Ironically, I was reading this on my #staycation. Too tired to book a trip overseas (also rather ££ in August), I wanted to sleep without an alarm clock for 2 weeks, and once unpacked in the new flat, see a few (relaxing) people, catch up on a few books I’d been wanting to read for a while (fiction and non-fiction). Slow our hearts, minds – learn how to rest! See p26:
Resting is not as passive as it sounds. It takes practice. Addictions take some time to overcome, and stress or busyness addictions are no exception. When we go cold turkey, withdrawal symptoms are inevitable. But it’s important, because stress has a negative effect on remembering. Constant stress leads to the release of flurries of stress hormones, and these interfere with the processes of memory. Even at a chemical level, stress is bad for remembering effectively.
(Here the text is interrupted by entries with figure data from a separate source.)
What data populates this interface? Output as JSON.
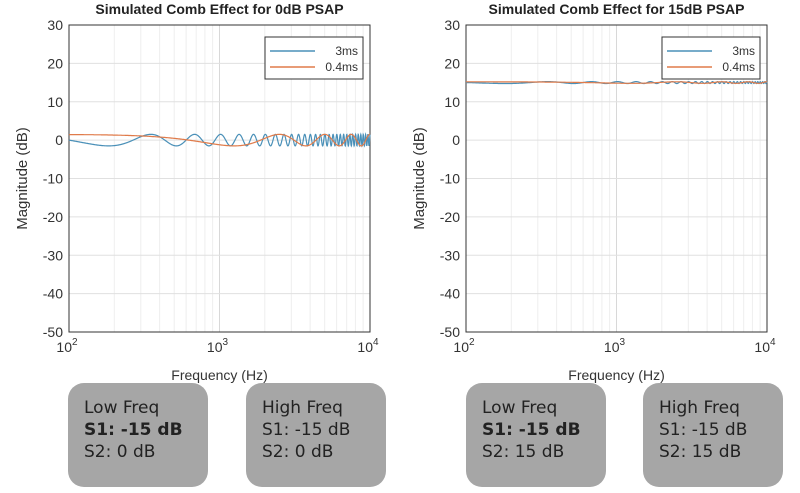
{
  "chart_data": [
    {
      "type": "line",
      "title": "Simulated Comb Effect for 0dB PSAP",
      "xlabel": "Frequency (Hz)",
      "ylabel": "Magnitude (dB)",
      "xscale": "log",
      "xlim": [
        100,
        10000
      ],
      "ylim": [
        -50,
        30
      ],
      "yticks": [
        "30",
        "20",
        "10",
        "0",
        "-10",
        "-20",
        "-30",
        "-40",
        "-50"
      ],
      "xticks": [
        {
          "base": "10",
          "exp": "2"
        },
        {
          "base": "10",
          "exp": "3"
        },
        {
          "base": "10",
          "exp": "4"
        }
      ],
      "grid": true,
      "legend": "top-right",
      "series": [
        {
          "name": "3ms",
          "color": "#4a90b8",
          "level_db": 0,
          "ripple_db": 1.5,
          "delay_ms": 3
        },
        {
          "name": "0.4ms",
          "color": "#e07b4a",
          "level_db": 0,
          "ripple_db": 1.5,
          "delay_ms": 0.4
        }
      ]
    },
    {
      "type": "line",
      "title": "Simulated Comb Effect for 15dB PSAP",
      "xlabel": "Frequency (Hz)",
      "ylabel": "Magnitude (dB)",
      "xscale": "log",
      "xlim": [
        100,
        10000
      ],
      "ylim": [
        -50,
        30
      ],
      "yticks": [
        "30",
        "20",
        "10",
        "0",
        "-10",
        "-20",
        "-30",
        "-40",
        "-50"
      ],
      "xticks": [
        {
          "base": "10",
          "exp": "2"
        },
        {
          "base": "10",
          "exp": "3"
        },
        {
          "base": "10",
          "exp": "4"
        }
      ],
      "grid": true,
      "legend": "top-right",
      "series": [
        {
          "name": "3ms",
          "color": "#4a90b8",
          "level_db": 15,
          "ripple_db": 0.25,
          "delay_ms": 3
        },
        {
          "name": "0.4ms",
          "color": "#e07b4a",
          "level_db": 15,
          "ripple_db": 0.2,
          "delay_ms": 0.4
        }
      ]
    }
  ],
  "boxes": [
    {
      "title": "Low Freq",
      "s1": "S1: -15 dB",
      "s2": "S2: 0 dB",
      "s1_bold": true
    },
    {
      "title": "High Freq",
      "s1": "S1: -15 dB",
      "s2": "S2: 0 dB",
      "s1_bold": false
    },
    {
      "title": "Low Freq",
      "s1": "S1: -15 dB",
      "s2": "S2: 15 dB",
      "s1_bold": true
    },
    {
      "title": "High Freq",
      "s1": "S1: -15 dB",
      "s2": "S2: 15 dB",
      "s1_bold": false
    }
  ]
}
Plenty of challenging material in this book, accompanied by lots of gentle encouragement and suggestions for action!
 Tosh, J., The Pursuit of History: Aims, Methods & New Directions in the Study of Modern History, 1991 (Second Edition), p.1. Tosh, J., The Pursuit of History: Aims, Methods & New Directions in the Study of Modern History, 2002 (Third Edition, Revised), p.1 rephrases this as: ‘All societies have a collective memory, a storehouse of experience which is drawn on for a sense of identity and a sense of direction’. At first glance this appears to make the same point, but is no longer noting that this is history, making the further point that ‘professional historians commonly deplore the superficiality of popular historical knowledge’.